WADE Why did you avoid Jennifer’s mother at the funeral? FX: Chainsaw fades out. 

DINOI didn’t know what to say to her. I didn’t want to deal with seeing my girlfriend’s mother survive. I didn’t want to be a visitor at her house or be her ally. I didn’t want her to remember to call me.

Dino took Alexis on a walk through the woods. She wore brown shorts and hiking boots with socks pulled up mid-calf. A yellow braid curled inside the hood of her sweatshirt. Her forehead was like Wade’s, abruptly sloped and satiny. Dino offered her gum, but she said she didn’t like peppermint.

“So what flavor toothpaste do you use?” he said.

“Strawberry,” she said.

They didn’t say much else for a while. In a bucket she mixed a soil plaster, then she covered the painted trees with it. She scrubbed the old trees with a wire brush, soap, and water. He asked her how she knew which tree needed what and she said it wasn’t scientific; when her hand got tired, she switched to a different method. He filmed her washing the bright peach face of a baby wearing sunglasses off the bark. It took her twenty minutes.

“How long have you been fighting vandalism?” he said.

“Four days. Wade has been talking about the film. I haven’t been able to find a job yet, so I decided to make myself useful.”

They took a break against an unpainted tree. Dino pulled out sandwiches and two bottles of beer from his backpack. Alexis was a messy eater (mustard everywhere) but he liked it.

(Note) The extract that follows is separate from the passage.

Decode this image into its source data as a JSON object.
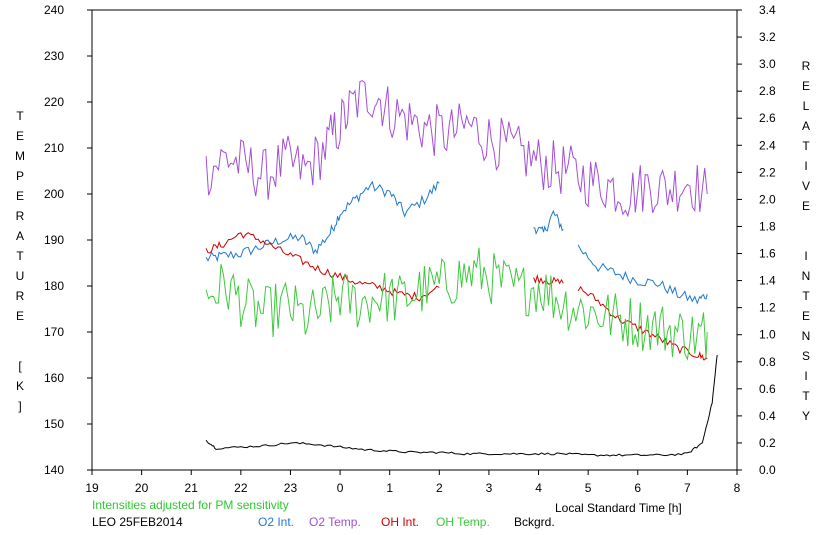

She didn’t care about impressions, didn’t wipe the mustard from her mouth or hands while eating her sandwich. She held her beer with slippery fingers, and with yellow lips told Dino this bizarre story: When she was seventeen, a man with pale blue skin walked into the movie theater where she worked. It was just before Halloween, but the man was alone and dressed in regular clothes. The blue resembled real skin, not makeup, and he had a decent haircut. He handed Alexis a ten-dollar bill with words scribbled in black ink along the margins. She couldn’t read the language, although there was one English word, “catalysis,” mixed into one of the sentences. She stole the bill and studied it, tried to decipher the language. Over the years she sent photos of it to professional linguists, but everyone told her the words were gibberish. She didn’t believe them. Sometimes, she read the words like a chant or a spell and waited for bad things to happen.

“Do you believe in coincidences?” she said.

“I believe they’re random, if that’s what you mean,” he said. “Do you mean to ask if I believe in fate?” He pulled her hand away from her sandwich and wiped it with a napkin.

“What I mean is, do you think absolutely anything can happen?”

“Yes,” he said. “There’s something happening right now.”

“What’s that?” She leaned close to him and smiled, her eyes wide blue boats.

“I live with a ghost.”

“Your place is haunted?”

“No, it’s not haunted. The ghost just hangs out in the yard. Like a landscaper. I think it’s my ex-girlfriend.”

She straightened herself and seemed to be processing the information. She took a sip of her beer, then pointed her finger at him. “How do you know the ghost is female?”

“I don’t know.”

“Does she get jealous?”

“I don’t know. I don’t talk to her. She’s a sculptor. My ex was an artist, not a sculptor, but she painted realistic scenes of animals and people in nature.”

Alexis set down her beer. “Take me to your house,” she said.